Then the Strat-Bat simply sat there.

"They're taking their own good time about it," Hershey said after a while.

"It's a power play," said Dredd. "The drokkers are making it clear that they're at no one's beck and call. That's what I'd do."

At length, an access ramp racked itself down from a side hatch. A figure emerged and strolled across to Dredd and Hershey, the collar of its synthi-leather jacket turned up against the rain.

As the figure grew closer, it became distinguishable as female, and Chief Judge Hershey recognised her: a strong-featured woman in her early thirties, of predominantly Afro-Caribbean/Chinese descent. Despite herself, Hershey found it a little incongruous - what with all the received-wisdom clichés of Brit-Cit being inhabited by pasty-faced, chinless, inbred Lords and Ladies, it was easy to forget that Brit-Cit was every bit as much of a mixed culture as the Mega-City ever was, if not more so.

"Wotcha," the woman said. "Detective Judge Treasure Steel, Brit-Cit Criminal Interrogations Division, Flying Squad, at your service."

"I know," said Chief Judge Hershey. "We've met before."

 

Indeed they had. Over a decade before, Chief Judge Hershey had been a Street Judge and Treasure Steel, a Brit-Cit Rookie, indentured to a certain Detective Judge Armitage for a year-long period of observation and evaluation, which she could have failed at a moment's notice at any time. Hershey had been ordered to Brit-Cit to locate and contain a rogue biological organism, which had originated in the Big Meg.

The Rookie Treasure Steel - as she was then known - had been detailed to act merely as liaison, little more than a glorified chauffeur, ferrying Hershey around as the mission required.

In fact, showing remarkable resource and acuity of mind even then, Steel had conducted an investigation into the matter on her own, and discovered that the "rogue" organism was in fact an engineered and prototypical bio-weapon. And that it had been engineered, at least in part, with Mega-City Justice Department funding.

In short, it had not exactly been the Justice Department of Mega-City One's finest hour.

 

"I remember," said Detective Judge Treasure Steel, as she was now known. "I told you to give me a call if you ever needed another hand."

As a part of their final confrontation with the rogue bio-weapon, now mutated into a ganglionic mass of borrowed meat and ravenous mouths, Hershey had been incapacitated, leaving matters entirely in the hands of Treasure Steel.
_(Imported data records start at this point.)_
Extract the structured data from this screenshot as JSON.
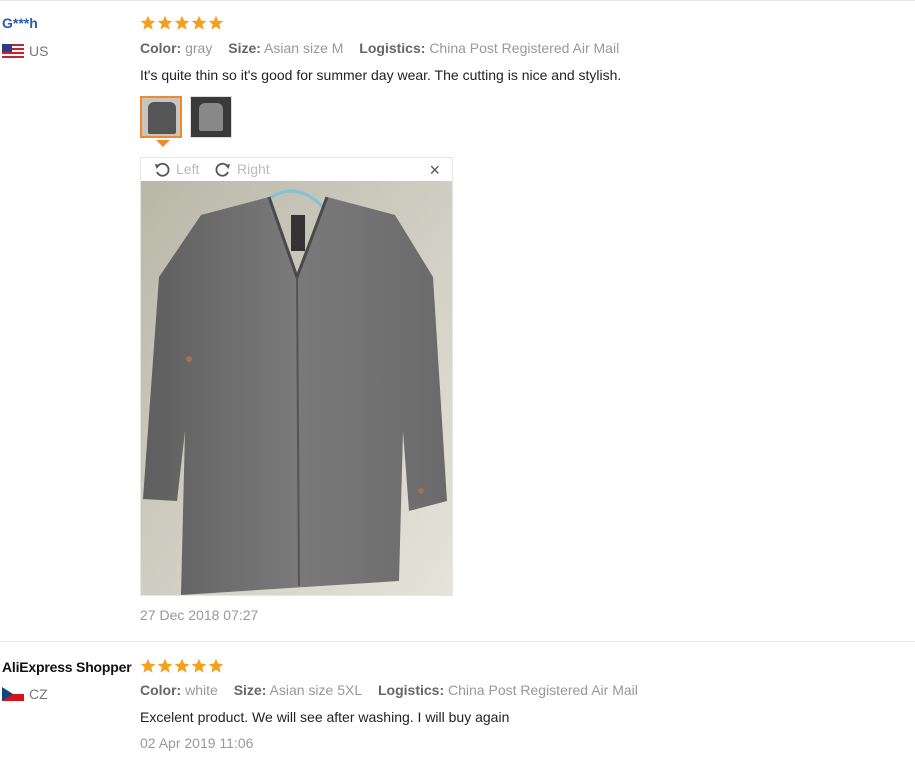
{
  "reviews": [
    {
      "user": "G***h",
      "country": "US",
      "rating": 5,
      "color_label": "Color:",
      "color_value": "gray",
      "size_label": "Size:",
      "size_value": "Asian size M",
      "logistics_label": "Logistics:",
      "logistics_value": "China Post Registered Air Mail",
      "text": "It's quite thin so it's good for summer day wear. The cutting is nice and stylish.",
      "viewer": {
        "left_label": "Left",
        "right_label": "Right",
        "close": "×"
      },
      "date": "27 Dec 2018 07:27"
    },
    {
      "user": "AliExpress Shopper",
      "country": "CZ",
      "rating": 5,
      "color_label": "Color:",
      "color_value": "white",
      "size_label": "Size:",
      "size_value": "Asian size 5XL",
      "logistics_label": "Logistics:",
      "logistics_value": "China Post Registered Air Mail",
      "text": "Excelent product. We will see after washing. I will buy again",
      "date": "02 Apr 2019 11:06"
    }
  ],
  "colors": {
    "star": "#f4a01b",
    "active_thumb": "#f08a2c",
    "user_link": "#2a5db0"
  }
}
This was to some degree apposite, since Treasure Steel had used one of those hands to clutch a live grenade, jammed the resulting fist into the bio-organism's nearest maw, then used the other hand to slice off the first with a laser-cutter so as to fling herself away in time to avoid being blown to pieces in the resulting explosion.

"The guys are insisting you get us some kind of water-proof umbilical..." Detective Judge Treasure Steel began, jerking a thumb in the direction of the Strat-Bat.
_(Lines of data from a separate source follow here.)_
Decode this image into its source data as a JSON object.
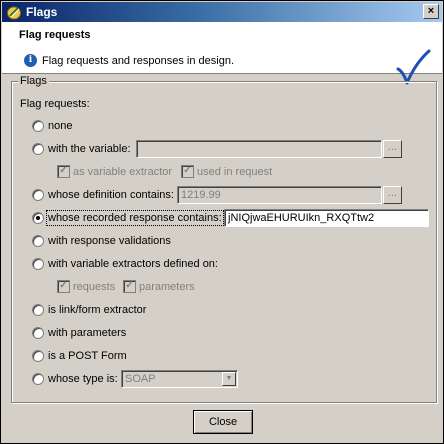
{
  "window": {
    "title": "Flags",
    "close_glyph": "×"
  },
  "header": {
    "title": "Flag requests",
    "description": "Flag requests and responses in design.",
    "info_glyph": "i"
  },
  "group": {
    "legend": "Flags",
    "intro": "Flag requests:"
  },
  "options": {
    "none": {
      "label": "none"
    },
    "with_variable": {
      "label": "with the variable:",
      "value": ""
    },
    "as_variable_extractor": {
      "label": "as variable extractor",
      "checked": true
    },
    "used_in_request": {
      "label": "used in request",
      "checked": true
    },
    "definition_contains": {
      "label": "whose definition contains:",
      "value": "1219.99"
    },
    "recorded_response_contains": {
      "label": "whose recorded response contains:",
      "value": "jNIQjwaEHURUIkn_RXQTtw2",
      "checked": true
    },
    "response_validations": {
      "label": "with response validations"
    },
    "variable_extractors_on": {
      "label": "with variable extractors defined on:"
    },
    "requests": {
      "label": "requests",
      "checked": true
    },
    "parameters": {
      "label": "parameters",
      "checked": true
    },
    "link_form_extractor": {
      "label": "is link/form extractor"
    },
    "with_parameters": {
      "label": "with parameters"
    },
    "post_form": {
      "label": "is a POST Form"
    },
    "type_is": {
      "label": "whose type is:",
      "value": "SOAP"
    }
  },
  "buttons": {
    "dots": "...",
    "check": "✓",
    "close": "Close",
    "combo_arrow": "▼"
  },
  "colors": {
    "title_start": "#0a246a",
    "title_end": "#a6caf0",
    "check_blue": "#1f4fb4",
    "face": "#d4d0c8"
  }
}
Then she realised that Dredd was looking her with an expression (so far as his expression could be read behind his visor) of flat and furious repugnance. What was visible of his nostrils was flared with disgust.

"What?" she said. "I'm not exactly fresh from the flight out, but you telling me I'm reeking or something?"

"That jacket," said Dredd. "That isn't synthi-leather. That's genuine leather. Possession of unlicensed animal products is a violation carrying a mandatory sentence of..."

"You haven't changed, have you, Dredd?" said Detective Judge Treasure Steel. "You probably don't remember me, but I remember you. I was there when you came over and met with my boss. On that thing which ended up involving this Drago San guy, as it happens. Armitage sends his love, by the way, and regrets he's too busy heading up the CID and kicking at the pricks to get away. That's
pricks
in the sense of what you get from the end of a sword, by the way. I know how you Mega-City types get about language."

Treasure Steel grinned maliciously. "Actually, what he said was, in the note that came down from his office, 'Watch yourself over there, Steel. Those Mega-City tight-arses are just the sort of extremist gits who shoot you in the kneecaps for
breathing
in a funny way'. I've got it here, somewhere, if you want a look."

It took all the diplomatic fibre of Dredd's being - admittedly, a slender thread at the best of times - not to actively snarl. That particular strain of Mega-City urban myth, it seemed, would never go away, and seemed to be constantly rearing up its head to bite him.

"I have never," he said, "shot a man in the kneecaps, other than in the circumstances of hot pursuit, to prevent a perp from getting away. You'd prefer I shot them in the head, Steel?"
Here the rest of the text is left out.